Inclusive Technology is entering its tenth year. Indeed as I write this it is nine years to the day since Trish Hornsey and Roger Bates joined me in the fledgling company which had been set up a month earlier as a new division of a computer games company, now long gone.
On April 1st 1998 Trish, Roger and I were able to complete a management buyout and Inclusive Technology Ltd tottered in the world rather top heavy with three owner-directors out of a total team of five!
There are now seven sets of accounts which chart our progress since then. Today we have thirty staff, all in various ways serving those who help with people with disabilities or work with learners with special educational needs. The directors have grown in number from three to five with Helen Carr, finance director, and Sukhjit Gill, commercial director adding professional expertise to our management team. Meanwhile sales of our products, training and exhibitions have grown to £4.8 million this year.
2005 has seen steady growth of 6% and modest net profits of 7% as we have become, by some considerable margin, the major educational supplier of assistive technology in the UK.
Sales of our own products are now growing very strongly as we begin to reap the benefits of a large increase in software development initiated three years ago and ramped up again this year. Programs such as SwitchIt! Maker 2, ChooseIt! Maker 2 and Choose and Tell now make a considerable contribution. Our current investment in individual websites for each key product will add value for each community of users with support, activity sharing and teaching ideas.

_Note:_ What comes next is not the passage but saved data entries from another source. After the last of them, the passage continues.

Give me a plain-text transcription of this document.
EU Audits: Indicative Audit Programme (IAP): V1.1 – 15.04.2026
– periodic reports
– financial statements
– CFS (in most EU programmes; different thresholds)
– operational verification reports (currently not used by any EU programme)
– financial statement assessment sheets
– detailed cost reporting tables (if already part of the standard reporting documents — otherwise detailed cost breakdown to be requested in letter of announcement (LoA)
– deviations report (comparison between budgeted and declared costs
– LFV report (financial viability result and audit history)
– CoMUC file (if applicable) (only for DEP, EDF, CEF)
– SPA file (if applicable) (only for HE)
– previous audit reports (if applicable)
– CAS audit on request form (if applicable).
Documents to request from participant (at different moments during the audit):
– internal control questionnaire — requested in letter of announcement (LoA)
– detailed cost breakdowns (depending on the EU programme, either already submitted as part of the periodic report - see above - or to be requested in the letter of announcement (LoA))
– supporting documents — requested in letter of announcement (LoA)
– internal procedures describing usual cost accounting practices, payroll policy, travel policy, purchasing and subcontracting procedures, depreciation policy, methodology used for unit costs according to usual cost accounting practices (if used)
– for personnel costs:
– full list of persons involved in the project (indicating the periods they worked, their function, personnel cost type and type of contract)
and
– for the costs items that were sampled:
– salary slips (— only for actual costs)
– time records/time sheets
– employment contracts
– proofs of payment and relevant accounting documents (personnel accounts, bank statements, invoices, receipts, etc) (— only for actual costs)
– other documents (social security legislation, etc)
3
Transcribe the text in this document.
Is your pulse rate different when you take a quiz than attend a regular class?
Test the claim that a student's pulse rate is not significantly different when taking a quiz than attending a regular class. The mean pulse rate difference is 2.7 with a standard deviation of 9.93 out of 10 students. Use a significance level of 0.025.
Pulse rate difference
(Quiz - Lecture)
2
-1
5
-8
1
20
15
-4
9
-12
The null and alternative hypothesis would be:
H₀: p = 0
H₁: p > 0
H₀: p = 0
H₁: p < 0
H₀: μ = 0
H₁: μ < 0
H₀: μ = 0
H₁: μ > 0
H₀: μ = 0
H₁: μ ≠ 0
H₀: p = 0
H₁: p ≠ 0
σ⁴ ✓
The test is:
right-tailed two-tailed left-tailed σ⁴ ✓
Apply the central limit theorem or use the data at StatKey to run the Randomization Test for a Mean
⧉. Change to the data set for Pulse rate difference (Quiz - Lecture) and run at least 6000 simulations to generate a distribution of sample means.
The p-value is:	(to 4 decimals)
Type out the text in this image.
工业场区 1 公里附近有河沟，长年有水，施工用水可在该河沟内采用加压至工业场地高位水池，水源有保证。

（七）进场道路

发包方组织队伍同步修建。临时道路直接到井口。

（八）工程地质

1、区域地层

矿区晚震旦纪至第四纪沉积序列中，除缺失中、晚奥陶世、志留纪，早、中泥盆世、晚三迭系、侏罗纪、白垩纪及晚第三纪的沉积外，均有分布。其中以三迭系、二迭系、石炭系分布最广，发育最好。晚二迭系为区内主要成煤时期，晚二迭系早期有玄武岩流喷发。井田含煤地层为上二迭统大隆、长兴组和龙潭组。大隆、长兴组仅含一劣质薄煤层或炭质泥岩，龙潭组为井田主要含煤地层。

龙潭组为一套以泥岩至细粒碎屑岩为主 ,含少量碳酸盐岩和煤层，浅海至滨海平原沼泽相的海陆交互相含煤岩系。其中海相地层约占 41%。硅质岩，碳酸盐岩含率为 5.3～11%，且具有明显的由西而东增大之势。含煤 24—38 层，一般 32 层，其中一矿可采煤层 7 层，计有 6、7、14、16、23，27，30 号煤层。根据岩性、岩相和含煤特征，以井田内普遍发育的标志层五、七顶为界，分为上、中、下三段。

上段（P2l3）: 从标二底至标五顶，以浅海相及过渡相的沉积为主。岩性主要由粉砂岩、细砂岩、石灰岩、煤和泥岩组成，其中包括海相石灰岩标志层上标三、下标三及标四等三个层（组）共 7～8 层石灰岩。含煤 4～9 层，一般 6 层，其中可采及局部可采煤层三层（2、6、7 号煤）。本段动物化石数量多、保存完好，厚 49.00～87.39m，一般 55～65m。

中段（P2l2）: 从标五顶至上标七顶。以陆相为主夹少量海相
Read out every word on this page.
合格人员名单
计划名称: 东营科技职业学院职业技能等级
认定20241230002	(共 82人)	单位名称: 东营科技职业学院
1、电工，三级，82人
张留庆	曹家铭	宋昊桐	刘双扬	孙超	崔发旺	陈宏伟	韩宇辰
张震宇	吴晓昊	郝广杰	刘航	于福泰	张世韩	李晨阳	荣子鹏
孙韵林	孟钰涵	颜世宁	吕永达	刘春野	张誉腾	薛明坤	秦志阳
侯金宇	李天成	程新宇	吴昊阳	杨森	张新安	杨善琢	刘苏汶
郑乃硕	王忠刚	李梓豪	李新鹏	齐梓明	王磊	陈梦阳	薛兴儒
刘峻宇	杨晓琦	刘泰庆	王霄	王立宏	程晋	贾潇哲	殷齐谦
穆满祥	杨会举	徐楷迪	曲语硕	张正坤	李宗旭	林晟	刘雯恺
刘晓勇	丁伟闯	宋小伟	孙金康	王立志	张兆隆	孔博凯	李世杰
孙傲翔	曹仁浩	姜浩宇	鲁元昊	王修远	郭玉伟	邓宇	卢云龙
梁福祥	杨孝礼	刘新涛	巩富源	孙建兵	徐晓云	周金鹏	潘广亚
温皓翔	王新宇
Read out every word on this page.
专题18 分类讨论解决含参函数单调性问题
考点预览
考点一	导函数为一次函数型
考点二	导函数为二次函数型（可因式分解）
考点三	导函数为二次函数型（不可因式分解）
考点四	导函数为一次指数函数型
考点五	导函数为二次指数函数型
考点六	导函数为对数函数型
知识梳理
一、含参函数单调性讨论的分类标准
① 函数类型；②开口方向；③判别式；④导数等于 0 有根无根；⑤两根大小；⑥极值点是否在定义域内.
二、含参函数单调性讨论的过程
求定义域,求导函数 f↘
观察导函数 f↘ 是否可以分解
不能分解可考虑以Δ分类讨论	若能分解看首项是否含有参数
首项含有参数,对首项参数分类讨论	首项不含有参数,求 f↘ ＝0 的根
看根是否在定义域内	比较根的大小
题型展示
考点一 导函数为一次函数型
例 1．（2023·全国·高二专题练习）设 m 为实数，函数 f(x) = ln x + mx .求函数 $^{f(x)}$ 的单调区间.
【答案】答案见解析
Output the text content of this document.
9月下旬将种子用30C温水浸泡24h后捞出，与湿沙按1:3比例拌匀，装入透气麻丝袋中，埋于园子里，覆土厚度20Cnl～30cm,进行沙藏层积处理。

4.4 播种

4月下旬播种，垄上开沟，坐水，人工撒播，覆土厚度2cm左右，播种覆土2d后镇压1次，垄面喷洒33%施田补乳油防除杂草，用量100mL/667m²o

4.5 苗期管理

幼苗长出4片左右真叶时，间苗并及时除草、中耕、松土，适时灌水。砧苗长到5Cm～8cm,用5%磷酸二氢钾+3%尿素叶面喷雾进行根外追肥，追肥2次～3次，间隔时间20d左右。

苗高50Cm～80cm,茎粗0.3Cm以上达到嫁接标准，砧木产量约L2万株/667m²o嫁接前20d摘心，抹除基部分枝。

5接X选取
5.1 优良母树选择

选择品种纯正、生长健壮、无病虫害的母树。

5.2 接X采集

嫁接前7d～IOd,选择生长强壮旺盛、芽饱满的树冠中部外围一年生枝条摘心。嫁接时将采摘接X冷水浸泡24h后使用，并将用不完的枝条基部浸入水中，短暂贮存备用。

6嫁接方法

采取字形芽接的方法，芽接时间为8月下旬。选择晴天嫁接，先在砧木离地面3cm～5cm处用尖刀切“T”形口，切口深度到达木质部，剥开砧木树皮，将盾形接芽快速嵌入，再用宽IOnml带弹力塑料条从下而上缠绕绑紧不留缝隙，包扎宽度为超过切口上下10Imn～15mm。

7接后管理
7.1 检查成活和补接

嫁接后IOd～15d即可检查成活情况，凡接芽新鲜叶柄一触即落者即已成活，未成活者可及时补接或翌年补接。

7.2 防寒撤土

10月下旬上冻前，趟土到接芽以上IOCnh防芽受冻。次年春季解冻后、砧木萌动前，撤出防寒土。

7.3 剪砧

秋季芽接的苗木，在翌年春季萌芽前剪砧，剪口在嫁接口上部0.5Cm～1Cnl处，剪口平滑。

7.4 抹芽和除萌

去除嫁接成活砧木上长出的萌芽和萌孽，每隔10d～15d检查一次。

Our customers now increasingly look to the Internet for products and ideas, and this gives us opportunities to serve a wider network of professionals from education, health and social services as well as those with an inclusion role in the world of work and the Universities.
As well as serving this wider group, the low catalogue costs of the Internet mean we can offer a greatly expanded product range to each of these groups and send out targeted short-run catalogues to exactly match the interests and needs of each.
None of this will diminish the service we offer to education. Our ten regional Information Days aimed at schools and LEA services are now routinely over-subscribed with 80 to 100 applications for places at each one. Our three UK national exhibitions help educators and therapists keep up with the whole field of assistive technology with thirty or more of our colleagues and competitors exhibiting as our guests. We provide major sponsorship for events and organisations like the international congress, ISEC 2005; EENET; the British Dyslexia Association’s international conferences; Early Years 2005; and the Royal College of Speech and Language Therapists 60th Anniversary Celebrations.
However, serving a wider audience with interests in ergonomics, communication aids or independent living while increasing still further the depth of the service we offer to special needs in education should make our second decade as interesting and worthwhile as our first.